Frieder Strohm als Libero organisiert die gute Annahme. (Bild: Oliver Cerny)

Den Kreuzlinger Pallavolos gelang der Start in die Partie gut, von Anfang an klappte das Zusammenspiel und die Angriffe fanden den Weg ins gegnerische Feld. Bär benötigte im Startsatz keines seiner Timeouts bis zum Gewinn des Satzes mit 25:18. Obwohl die Pallavolos ihren Elan nicht optimal in den nächsten Durchgang hinüberretten konnten und den Anfang des Satzes «verschliefen», gelang ihnen innert nützlicher Frist die Aufholjagd. «In diesem Spiel klappten die Abläufe über lange Phasen sehr gut», fasste Bär das Geschehen zusammen. So konnte im Kreuzlinger Remisberg nach etwas mehr wie 40 Minuten eine 2:0-Führung bejubelt werden.
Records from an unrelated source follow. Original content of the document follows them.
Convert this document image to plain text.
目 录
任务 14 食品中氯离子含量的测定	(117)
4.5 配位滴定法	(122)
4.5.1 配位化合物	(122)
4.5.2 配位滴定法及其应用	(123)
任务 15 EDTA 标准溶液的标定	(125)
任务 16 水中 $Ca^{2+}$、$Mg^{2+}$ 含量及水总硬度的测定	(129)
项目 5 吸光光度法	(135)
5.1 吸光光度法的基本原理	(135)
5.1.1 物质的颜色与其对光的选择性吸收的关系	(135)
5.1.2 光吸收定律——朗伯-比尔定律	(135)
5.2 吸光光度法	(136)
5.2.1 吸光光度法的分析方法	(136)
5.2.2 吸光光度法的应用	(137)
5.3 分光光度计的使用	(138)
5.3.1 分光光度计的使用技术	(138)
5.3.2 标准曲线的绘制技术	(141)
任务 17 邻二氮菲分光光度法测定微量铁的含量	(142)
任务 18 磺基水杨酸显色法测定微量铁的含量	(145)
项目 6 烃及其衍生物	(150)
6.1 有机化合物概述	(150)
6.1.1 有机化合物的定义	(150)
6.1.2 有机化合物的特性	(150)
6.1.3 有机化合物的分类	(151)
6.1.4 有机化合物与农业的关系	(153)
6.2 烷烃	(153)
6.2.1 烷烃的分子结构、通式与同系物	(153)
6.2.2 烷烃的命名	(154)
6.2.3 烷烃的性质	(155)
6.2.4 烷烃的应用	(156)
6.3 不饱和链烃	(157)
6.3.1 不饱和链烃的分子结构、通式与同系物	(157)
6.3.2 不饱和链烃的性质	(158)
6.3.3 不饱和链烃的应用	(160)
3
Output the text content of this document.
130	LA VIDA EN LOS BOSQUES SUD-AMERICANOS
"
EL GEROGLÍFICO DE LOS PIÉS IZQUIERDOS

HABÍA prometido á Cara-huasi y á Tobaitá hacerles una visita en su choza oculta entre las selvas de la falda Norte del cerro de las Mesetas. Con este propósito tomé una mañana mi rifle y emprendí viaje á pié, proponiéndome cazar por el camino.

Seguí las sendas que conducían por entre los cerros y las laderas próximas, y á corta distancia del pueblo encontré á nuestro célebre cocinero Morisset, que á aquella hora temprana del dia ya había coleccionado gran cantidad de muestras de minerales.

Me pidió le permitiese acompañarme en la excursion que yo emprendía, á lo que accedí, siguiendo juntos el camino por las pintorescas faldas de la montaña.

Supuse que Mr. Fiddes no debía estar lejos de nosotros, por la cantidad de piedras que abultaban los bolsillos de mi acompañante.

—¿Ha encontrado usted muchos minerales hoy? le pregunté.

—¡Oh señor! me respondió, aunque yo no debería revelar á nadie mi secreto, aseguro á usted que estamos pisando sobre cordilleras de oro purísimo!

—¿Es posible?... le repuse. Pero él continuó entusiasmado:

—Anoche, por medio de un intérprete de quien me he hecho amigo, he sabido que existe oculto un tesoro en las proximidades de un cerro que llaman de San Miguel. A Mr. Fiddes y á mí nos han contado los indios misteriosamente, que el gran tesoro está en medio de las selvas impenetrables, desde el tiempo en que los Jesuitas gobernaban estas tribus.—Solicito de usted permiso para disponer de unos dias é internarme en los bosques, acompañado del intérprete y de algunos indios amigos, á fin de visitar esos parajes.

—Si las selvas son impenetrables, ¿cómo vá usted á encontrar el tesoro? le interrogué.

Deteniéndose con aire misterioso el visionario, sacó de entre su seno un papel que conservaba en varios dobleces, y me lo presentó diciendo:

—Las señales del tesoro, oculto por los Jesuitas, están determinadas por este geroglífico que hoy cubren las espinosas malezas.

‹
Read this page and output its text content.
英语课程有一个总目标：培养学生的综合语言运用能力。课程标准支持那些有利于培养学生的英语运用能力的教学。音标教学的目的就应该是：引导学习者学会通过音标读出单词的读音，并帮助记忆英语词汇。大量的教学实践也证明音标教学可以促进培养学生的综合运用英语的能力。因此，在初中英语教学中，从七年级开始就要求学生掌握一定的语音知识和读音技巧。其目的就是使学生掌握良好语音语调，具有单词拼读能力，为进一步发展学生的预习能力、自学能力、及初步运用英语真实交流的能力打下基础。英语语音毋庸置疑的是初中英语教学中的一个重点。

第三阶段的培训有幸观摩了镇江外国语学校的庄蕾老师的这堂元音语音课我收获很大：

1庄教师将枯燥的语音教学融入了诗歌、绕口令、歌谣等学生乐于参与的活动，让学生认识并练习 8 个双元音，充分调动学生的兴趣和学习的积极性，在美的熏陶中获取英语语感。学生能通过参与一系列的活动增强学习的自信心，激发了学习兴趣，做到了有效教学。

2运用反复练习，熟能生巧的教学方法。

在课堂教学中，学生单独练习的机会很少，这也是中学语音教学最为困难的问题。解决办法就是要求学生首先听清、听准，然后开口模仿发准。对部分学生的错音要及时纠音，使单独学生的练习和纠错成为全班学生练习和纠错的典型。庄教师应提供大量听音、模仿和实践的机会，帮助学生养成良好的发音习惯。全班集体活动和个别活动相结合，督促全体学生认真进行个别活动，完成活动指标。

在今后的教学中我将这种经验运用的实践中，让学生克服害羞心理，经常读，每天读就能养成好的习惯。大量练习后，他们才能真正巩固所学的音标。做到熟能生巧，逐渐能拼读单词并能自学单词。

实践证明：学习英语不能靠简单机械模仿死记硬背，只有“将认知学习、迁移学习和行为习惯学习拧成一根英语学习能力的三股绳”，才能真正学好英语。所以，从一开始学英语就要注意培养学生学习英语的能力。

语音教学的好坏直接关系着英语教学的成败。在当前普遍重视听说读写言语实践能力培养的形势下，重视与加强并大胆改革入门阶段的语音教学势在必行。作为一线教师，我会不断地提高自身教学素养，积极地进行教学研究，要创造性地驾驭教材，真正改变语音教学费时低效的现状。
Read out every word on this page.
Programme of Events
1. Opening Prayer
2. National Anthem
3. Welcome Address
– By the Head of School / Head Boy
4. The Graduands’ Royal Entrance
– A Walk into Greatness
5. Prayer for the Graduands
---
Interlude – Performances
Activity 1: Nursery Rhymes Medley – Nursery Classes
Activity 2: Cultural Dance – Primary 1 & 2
Wieder mehr taktische Möglichkeiten
Im dritten Satz zogen die Spieler vom Bodensee eine Schwächephase ein. Wiederum klappte der Start in den Durchgang nicht wunschgemäss und auch Wechsel auf den Angreiferpositionen brachte keine Besserung ins Kreuzlinger Spiel. Die Gäste aus Zürich konnten mit einem 25:18 den Rückstand verringern und wollten natürlich in der Folge einen Entscheidungssatz erzwingen. «Im Vierten half mir als Coach, dass ich dank einem nun wieder breiteren Kader verschiedene taktische Möglichkeiten hatte», bemerkte Bär. Die etwas veränderte Angriffsreihe punktete dann wieder regelmässig. Auch die Annahme passte für Zuspieler Ferdinand Feuerle, sodass dieser das Spiel gut aufgleisen konnte. Auch dieser Satz ging mit dem Endstand von 25:18 zu Ende, einmal mehr zugunsten der Kreuzlinger. So holten diese gegen den Tabellenführenden einen wichtigen Sieg vor allem für das Vertrauen in die eigenen Fähigkeiten.

Pallavolo Kreuzlingen – Voléro Zürich 3:1 (25:18, 25:19, 18:25, 25:18)
Remisberg, Kreuzlingen. Dauer: 79 Spielminuten.
Schiedsgericht: Weber, Tschudin. Ca. 60 Zuschauer.
Kreuzlingen mit: Bär (Captain, Coach), Strohm (Libero), Abt, Krapf, Feuerle, Imhof, Böhni, Zürcher. Ohne: Moser (krank), Cerny, Baumgärtner (beide verletzt).